Bereits vor dem diagnostischen Eingriff muss Klarheit bestehen, welches Material in welcher Menge benötigt und wie es verarbeitet/gelagert/transportiert wird. Dies gilt besonders dann, wenn es keine Pathologie vor Ort gibt oder die Materialgewinnung außerhalb der Arbeitszeiten der Pathologie erfolgt. Es empfiehlt sich, das Vorgehen mit dem Zytologen abzustimmen, da insbesondere einige Färbemethoden durch falsche Materialbearbeitung (Alkoholfixierung, Formalinfixierung) mitunter nicht mehr einsetzbar sind. Insbesondere kann nach Formalineinwirkung keine MGG-Färbung (Hauptfärbemethode außerhalb der gynäkologischen Zytologie) erfolgen.
In der Regel gibt es mehrere Möglichkeiten, um adäquates Material zu gewinnen, sodass der Zustand des Patienten, seine Prognose als auch Therapiemöglichkeiten (kurativ, palliativ?) gegen die Risiken und Erfolgsraten der diagnostischen Eingriffe abgewogen werden sollten. Die in der Pneumologie häufig genutzten Materialien zur zytologischen Diagnostik sind in Tab. 1.1 aufgelistet. Die Wahl der Methode zur Materialgewinnung ist vorwiegend von der jeweiligen klinischen Fragestellung abhängig wie auch vom Zustand des Patienten.
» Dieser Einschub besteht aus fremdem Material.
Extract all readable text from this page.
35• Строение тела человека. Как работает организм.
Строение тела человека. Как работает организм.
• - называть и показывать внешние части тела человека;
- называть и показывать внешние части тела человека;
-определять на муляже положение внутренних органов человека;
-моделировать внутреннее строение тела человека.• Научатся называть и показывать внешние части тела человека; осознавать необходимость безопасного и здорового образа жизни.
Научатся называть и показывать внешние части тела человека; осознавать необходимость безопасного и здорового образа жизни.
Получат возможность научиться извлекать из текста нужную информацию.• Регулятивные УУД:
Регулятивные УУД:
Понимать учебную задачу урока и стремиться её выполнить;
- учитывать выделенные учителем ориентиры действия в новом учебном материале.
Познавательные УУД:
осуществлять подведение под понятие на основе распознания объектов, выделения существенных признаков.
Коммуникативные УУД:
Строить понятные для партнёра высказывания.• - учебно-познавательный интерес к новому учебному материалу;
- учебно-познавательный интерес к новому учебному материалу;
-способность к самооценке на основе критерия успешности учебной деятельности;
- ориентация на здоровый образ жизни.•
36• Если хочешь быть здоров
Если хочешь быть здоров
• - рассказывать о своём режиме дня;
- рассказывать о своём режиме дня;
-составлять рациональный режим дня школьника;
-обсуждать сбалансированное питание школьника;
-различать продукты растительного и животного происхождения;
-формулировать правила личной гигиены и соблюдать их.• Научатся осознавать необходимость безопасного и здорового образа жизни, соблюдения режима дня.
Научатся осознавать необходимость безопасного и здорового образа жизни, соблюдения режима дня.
Die Tab. 1.2 zeigt den Vergleich gängiger Methoden in Bezug auf Invasivität, Komplikationsrate, Ausbeute und Eignung für bestimmte klinische Situationen. Bei Tumorverdacht zeigt die diagnostische Sensitivität eine besondere Abhängigkeit von der Lokalisation und somit auch von der Methode der Materialgewinnung (Tab. 1.3).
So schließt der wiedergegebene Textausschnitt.